Hiroshima will take special “Back to the Beginnings” concerts to Northern California: May 1 at Monterey Peninsula Buddhist Temple; May 2 at College of San Mateo in a benefit performance for CSM’s Asian Pacific American Film Festival and Kimochi’s San Mateo Capital Campaign; and May 3 at San Jose Buddhist Church Betsuin.
“Back in the day we started out playing community and church events, in cities and towns we don’t typically get to now,” band leader Dan Kuramoto explained. “We thought it’s about time we did it again. Get to do music and workshops and just spreading the love — grassroots, you know, the ‘beginning.’
“So we are going back to the Buddhist churches that serve as the center or core for our community. They have always preserved our culture through Obon and matsuri festivals. And now, more importantly, we want to support culture for the generations to come.
“The beginning of May we are going to do just that. These special programs will provide a rare opportunity to spend some up-close and personal time with Hiroshima.
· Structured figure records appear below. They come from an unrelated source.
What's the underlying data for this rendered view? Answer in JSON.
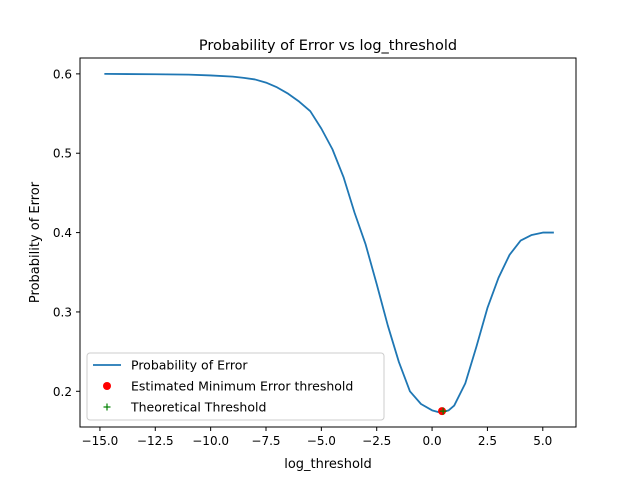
{
  "chart_data": {
    "type": "line",
    "title": "Probability of Error vs log_threshold",
    "xlabel": "log_threshold",
    "ylabel": "Probability of Error",
    "xlim": [
      -15.9,
      6.5
    ],
    "ylim": [
      0.155,
      0.62
    ],
    "xticks": [
      -15.0,
      -12.5,
      -10.0,
      -7.5,
      -5.0,
      -2.5,
      0.0,
      2.5,
      5.0
    ],
    "xtick_labels": [
      "−15.0",
      "−12.5",
      "−10.0",
      "−7.5",
      "−5.0",
      "−2.5",
      "0.0",
      "2.5",
      "5.0"
    ],
    "yticks": [
      0.2,
      0.3,
      0.4,
      0.5,
      0.6
    ],
    "ytick_labels": [
      "0.2",
      "0.3",
      "0.4",
      "0.5",
      "0.6"
    ],
    "grid": false,
    "legend": "lower-left",
    "series": [
      {
        "name": "Probability of Error",
        "color": "#1f77b4",
        "marker": "line",
        "x": [
          -14.8,
          -12.5,
          -11.0,
          -10.0,
          -9.0,
          -8.5,
          -8.0,
          -7.5,
          -7.0,
          -6.5,
          -6.0,
          -5.5,
          -5.0,
          -4.5,
          -4.0,
          -3.5,
          -3.0,
          -2.5,
          -2.0,
          -1.5,
          -1.0,
          -0.5,
          0.0,
          0.25,
          0.5,
          0.75,
          1.0,
          1.5,
          2.0,
          2.5,
          3.0,
          3.5,
          4.0,
          4.5,
          5.0,
          5.5
        ],
        "y": [
          0.6,
          0.5995,
          0.599,
          0.598,
          0.5965,
          0.595,
          0.593,
          0.589,
          0.583,
          0.575,
          0.565,
          0.553,
          0.531,
          0.505,
          0.47,
          0.425,
          0.385,
          0.335,
          0.283,
          0.237,
          0.2,
          0.184,
          0.176,
          0.174,
          0.174,
          0.176,
          0.182,
          0.21,
          0.256,
          0.305,
          0.343,
          0.372,
          0.39,
          0.397,
          0.4,
          0.4
        ]
      },
      {
        "name": "Estimated Minimum Error threshold",
        "color": "#ff0000",
        "marker": "circle",
        "x": [
          0.45
        ],
        "y": [
          0.175
        ]
      },
      {
        "name": "Theoretical Threshold",
        "color": "#008000",
        "marker": "plus",
        "x": [
          0.5
        ],
        "y": [
          0.175
        ]
      }
    ]
  }
}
Throughout these special concerts of music, the members of Hiroshima will share memories and thoughts about the group’s early days and origins of their songs.
“Audiences will be able to participate in a Q&A session with band members. The hope is we can eventually add such dates wherever we are, and bring the vibe of live music and community and the occasional ‘talk story’ back.
“So this is where we are and where we are heading in the first quarter of 2015. Thanks for being part of the music and community that is Hiroshima.”
The schedule is as follows:
• Friday, May 1, at 8 p.m. at Monterey Peninsula Buddhist Temple, 1165 Noche Buena St., Seaside. www.montereybuddhist.org/
• Saturday, May 2, at 7 p.m. at College of San Mateo Theatre Building #3, 1700 W. Hillsdale Blvd., San Mateo. The sixth Asian Pacific American Film Festival will present Hiroshima in concert and a screening of “Cruisin’ J-Town” (1974), a documentary on Hiroshima directed by Duane Kubo, who will be present for Q&A. In the film, which predates the release of Hiroshima’s first album in 1979, the musicians reflect on their culture, musical influences, and the political movements of the 1960s from which Asian American music emerged.